Das Verteidigungsministerium will zum ersten Mal seit 13 Jahren wieder den Einfluss des politischen Extremismus in der Bundeswehr untersuchen lassen. Nach Informationen des Spiegel sollen dabei auch die parteipolitischen Präferenzen der Soldatinnen und Soldaten abgefragt werden. Dies soll in Form der sogenannten Sonntagsfrage erfolgen, in der danach gefragt wird, welche Partei man wählen würde, wenn am nächsten Sonntag Bundestagswahl wäre.

Das Design der umfassenden sozialwissenschaftlichen Studie wird demnach zurzeit vom Zentrum für Militärgeschichte und Sozialwissenschaften der Bundeswehr in ­Zusammenarbeit mit dem Beirat Innere Führung erarbeitet. Die Ergebnisse sollen im kommenden Jahr veröffentlicht werden. 
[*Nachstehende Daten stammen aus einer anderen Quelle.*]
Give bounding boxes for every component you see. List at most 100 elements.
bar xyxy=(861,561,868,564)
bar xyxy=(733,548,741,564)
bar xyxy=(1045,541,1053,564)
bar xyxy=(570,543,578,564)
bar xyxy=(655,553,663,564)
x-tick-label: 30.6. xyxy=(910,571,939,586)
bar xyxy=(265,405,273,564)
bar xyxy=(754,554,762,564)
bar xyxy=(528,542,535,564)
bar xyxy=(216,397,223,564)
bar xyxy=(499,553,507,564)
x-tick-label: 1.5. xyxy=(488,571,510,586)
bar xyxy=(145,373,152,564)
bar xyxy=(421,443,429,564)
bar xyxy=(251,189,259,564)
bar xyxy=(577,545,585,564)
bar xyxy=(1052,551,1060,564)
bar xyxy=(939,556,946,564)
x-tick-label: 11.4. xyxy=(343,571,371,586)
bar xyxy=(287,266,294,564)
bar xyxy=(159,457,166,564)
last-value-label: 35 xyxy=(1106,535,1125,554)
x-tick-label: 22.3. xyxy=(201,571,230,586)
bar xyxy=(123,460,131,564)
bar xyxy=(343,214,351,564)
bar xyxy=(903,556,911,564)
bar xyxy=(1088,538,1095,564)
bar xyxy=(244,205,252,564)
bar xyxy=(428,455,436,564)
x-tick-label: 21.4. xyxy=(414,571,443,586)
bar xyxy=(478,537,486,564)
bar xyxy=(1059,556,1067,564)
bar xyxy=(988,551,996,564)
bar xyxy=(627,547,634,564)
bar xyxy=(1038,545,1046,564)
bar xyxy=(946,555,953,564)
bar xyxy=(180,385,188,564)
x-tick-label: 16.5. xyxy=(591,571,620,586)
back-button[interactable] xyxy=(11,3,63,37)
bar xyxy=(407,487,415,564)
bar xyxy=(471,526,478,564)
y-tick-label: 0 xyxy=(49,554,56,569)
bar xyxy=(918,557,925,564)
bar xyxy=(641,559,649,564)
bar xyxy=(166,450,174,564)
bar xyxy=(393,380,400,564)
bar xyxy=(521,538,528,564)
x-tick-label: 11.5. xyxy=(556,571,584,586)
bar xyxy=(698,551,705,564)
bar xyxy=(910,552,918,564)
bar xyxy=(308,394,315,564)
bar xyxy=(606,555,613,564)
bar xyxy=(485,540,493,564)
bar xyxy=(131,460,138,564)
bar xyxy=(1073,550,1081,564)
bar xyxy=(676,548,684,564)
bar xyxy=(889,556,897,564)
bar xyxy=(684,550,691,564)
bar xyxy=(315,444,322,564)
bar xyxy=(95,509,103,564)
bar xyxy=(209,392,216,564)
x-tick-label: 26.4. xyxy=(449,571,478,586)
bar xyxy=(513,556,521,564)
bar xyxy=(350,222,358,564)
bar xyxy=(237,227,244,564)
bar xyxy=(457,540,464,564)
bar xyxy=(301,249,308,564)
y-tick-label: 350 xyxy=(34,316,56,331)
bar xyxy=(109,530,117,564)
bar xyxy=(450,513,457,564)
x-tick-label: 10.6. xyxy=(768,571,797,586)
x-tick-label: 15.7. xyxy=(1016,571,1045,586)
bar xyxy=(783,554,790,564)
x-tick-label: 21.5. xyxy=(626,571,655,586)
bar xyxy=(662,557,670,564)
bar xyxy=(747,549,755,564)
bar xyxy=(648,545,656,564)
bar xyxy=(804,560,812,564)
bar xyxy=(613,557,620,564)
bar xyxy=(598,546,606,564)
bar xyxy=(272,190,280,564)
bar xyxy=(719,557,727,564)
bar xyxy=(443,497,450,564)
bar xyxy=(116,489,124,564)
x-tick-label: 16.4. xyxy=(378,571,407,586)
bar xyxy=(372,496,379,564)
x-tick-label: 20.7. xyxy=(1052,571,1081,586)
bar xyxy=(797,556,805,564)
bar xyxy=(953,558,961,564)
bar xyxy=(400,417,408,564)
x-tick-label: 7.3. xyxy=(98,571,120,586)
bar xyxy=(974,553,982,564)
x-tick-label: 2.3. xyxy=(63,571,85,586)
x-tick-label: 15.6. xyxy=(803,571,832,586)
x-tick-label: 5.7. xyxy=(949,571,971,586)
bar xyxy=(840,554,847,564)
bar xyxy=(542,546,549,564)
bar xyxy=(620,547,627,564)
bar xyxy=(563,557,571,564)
Die letzte empirische Untersuchung dieser Art ist 13 Jahre alt. Damals wurde der Offiziersnachwuchs an den Bundeswehruniversitäten in München und Hamburg befragt. Fast die Hälfte der Studenten meldete Kritik am "politischen System" und dem Zustand des Parlamentarismus an. Die Untersuchung ergab aber auch, dass die Zustimmungswerte für neurechtes Gedankengut bei den 15- bis 32-jährigen Zivilisten mit 26 Prozent doppelt so hoch lagen wie bei den Offiziersstudenten der Bundeswehrunis.

Nach Informationen des Spiegel prüft der Militärische Abschirmdienst (MAD) – der für die Bundeswehr zuständige Nachrichtendienst – zurzeit 638 rechtsextreme Verdachtsfälle bei der Bundeswehr. Von den bis zu 25.000 Rekruten, die jedes Jahr bei der Bundeswehr anfangen, wurden demnach in den vergangenen drei Jahren 38 bei Sicherheitsüberprüfungen wegen rechtsextremistischer Einstellungen aussortiert. 78 Bewerber wurden in den vergangenen neun Monaten schon im Bewerbungsprozess ausgeschlossen.

Anfang Juli hatte Verteidigungsministerin Annegret Kramp-Karrenbauer (CDU) einen konsequenten Einsatz gegen Rechtsextremismus in der Bundeswehr angekündigt. Das gilt insbesondere für die Eliteeinheit Kommando Spezialkräfte (KSK): Ein Teil soll aufgelöst und die Aufsichten über die Einheit anders geführt werden. Zudem werde die Ausbildung neu organisiert, sagte Kramp-Karrenbauer.  Zuvor war unter anderem aufgefallen, dass Munition und Material verschwunden waren. Bis Ende des Jahres soll ermittelt werden, wie dieses Fehlen zu erklären ist.

Weiterer KSK-Offizier im Visier des MAD

Wie der Spiegel weiter berichtet, ermittelt der MAD seit Mitte Juni gegen einen weiteren KSK-Offizier wegen des Verdachts auf Rechtsextremismus. Den Aussagen von Kameraden zufolge soll sich Oberstleutnant W., der für die Ausbildung der Kommandosoldaten zuständig war, bei einer Mission der Einheit in Afghanistan im Jahr 2019 mehr als zweifelhaft eingelassen haben. Demnach sagte W. bei einer Besprechung mit anderen Soldaten, die Lage am Hindukusch sei ja "wie der Holocaust". Als es später in der Besprechung um eine Milchpreiserhöhung in dem Bürgerkriegsland ging, habe der KSK-Ausbilder gefragt, welche "Judensau" das denn wohl organisiert habe. Nach den Hinweisen wurde der Oberstleutnant umgehend in den Urlaub geschickt. Gegen ihn wurden disziplinarische Ermittlungen aufgenommen.

Der Truppengeheimdienst MAD gerät dem Magazin zufolge auch selbst wegen eines mutmaßlich rechtsextremen Mitarbeiters unter Druck. Der Mann sei eilig abgezogen worden. Er habe als Verbindungsbeamter gearbeitet und sollte den Informationsaustausch mit dem Bundesamt für Verfassungsschutz (BfV) koordinieren.